I think that Dr Duguid has some good points, but there is perhaps more of a case to be made for Google than he allows. After all his paper is a very good example of how easy it is to cite and use the material that Google is assembling. He clips and shows the messy pages he has found. Scholars will like that (as those in Europe will dislike the fact that for strange copy-right related reasons the Google citations
do not work. In the US that link will give you the first/?second page of the Harvard edition. Nothing visible in Europe.).

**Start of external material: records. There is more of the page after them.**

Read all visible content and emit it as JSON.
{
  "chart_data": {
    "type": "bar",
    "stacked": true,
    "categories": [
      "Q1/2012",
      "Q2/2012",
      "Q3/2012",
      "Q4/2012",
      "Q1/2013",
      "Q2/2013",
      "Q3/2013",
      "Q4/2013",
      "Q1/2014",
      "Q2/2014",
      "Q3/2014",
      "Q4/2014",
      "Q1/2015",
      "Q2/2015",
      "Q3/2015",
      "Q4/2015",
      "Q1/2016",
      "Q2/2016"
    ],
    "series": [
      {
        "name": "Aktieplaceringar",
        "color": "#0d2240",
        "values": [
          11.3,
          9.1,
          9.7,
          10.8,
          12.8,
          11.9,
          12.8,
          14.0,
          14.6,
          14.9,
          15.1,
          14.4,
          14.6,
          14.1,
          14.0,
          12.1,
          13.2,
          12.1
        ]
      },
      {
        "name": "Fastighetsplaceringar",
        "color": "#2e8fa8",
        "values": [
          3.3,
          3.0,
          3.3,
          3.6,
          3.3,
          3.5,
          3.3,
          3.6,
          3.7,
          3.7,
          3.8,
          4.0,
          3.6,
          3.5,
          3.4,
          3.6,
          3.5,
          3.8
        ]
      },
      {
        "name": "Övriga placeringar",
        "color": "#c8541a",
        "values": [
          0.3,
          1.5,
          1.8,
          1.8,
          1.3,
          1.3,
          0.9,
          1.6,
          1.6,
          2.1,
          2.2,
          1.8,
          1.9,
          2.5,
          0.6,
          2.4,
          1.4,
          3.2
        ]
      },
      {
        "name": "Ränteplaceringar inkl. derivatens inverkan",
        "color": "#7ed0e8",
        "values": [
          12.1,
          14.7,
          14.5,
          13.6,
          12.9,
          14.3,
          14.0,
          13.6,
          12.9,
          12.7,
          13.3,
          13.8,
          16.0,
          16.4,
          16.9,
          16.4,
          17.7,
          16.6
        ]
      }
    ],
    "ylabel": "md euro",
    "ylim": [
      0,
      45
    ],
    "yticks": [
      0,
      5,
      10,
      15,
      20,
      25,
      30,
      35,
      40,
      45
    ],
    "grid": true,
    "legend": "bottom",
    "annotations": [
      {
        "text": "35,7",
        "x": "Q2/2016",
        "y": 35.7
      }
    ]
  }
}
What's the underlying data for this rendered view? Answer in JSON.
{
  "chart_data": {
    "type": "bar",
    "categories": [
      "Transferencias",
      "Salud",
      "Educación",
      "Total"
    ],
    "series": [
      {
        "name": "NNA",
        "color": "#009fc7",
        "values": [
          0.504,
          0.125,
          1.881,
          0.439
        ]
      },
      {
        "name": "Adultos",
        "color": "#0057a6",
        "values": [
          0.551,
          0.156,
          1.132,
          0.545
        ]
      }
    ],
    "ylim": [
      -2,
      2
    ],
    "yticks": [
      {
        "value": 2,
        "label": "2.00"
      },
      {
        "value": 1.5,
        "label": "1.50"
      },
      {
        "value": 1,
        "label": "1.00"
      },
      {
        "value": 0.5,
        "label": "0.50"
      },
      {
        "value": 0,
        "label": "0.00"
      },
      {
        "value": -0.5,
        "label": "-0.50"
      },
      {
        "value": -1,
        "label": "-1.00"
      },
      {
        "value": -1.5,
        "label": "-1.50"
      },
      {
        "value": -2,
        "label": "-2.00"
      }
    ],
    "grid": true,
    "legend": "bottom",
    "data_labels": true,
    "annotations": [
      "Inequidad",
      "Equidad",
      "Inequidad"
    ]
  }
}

But I also wonder about Google's methodology. Why should they ignore the way that librarians and scholars have assessed this material in the past? Not recording
volume numbers seems like a laughable error. On the day in which the
New York Times reports Google's and Microsoft's urgent drives to capture and utilise health records, we may wonder whether the medical services which Google develops can possibly be so apparently haphazard as the Book Search record appears to be.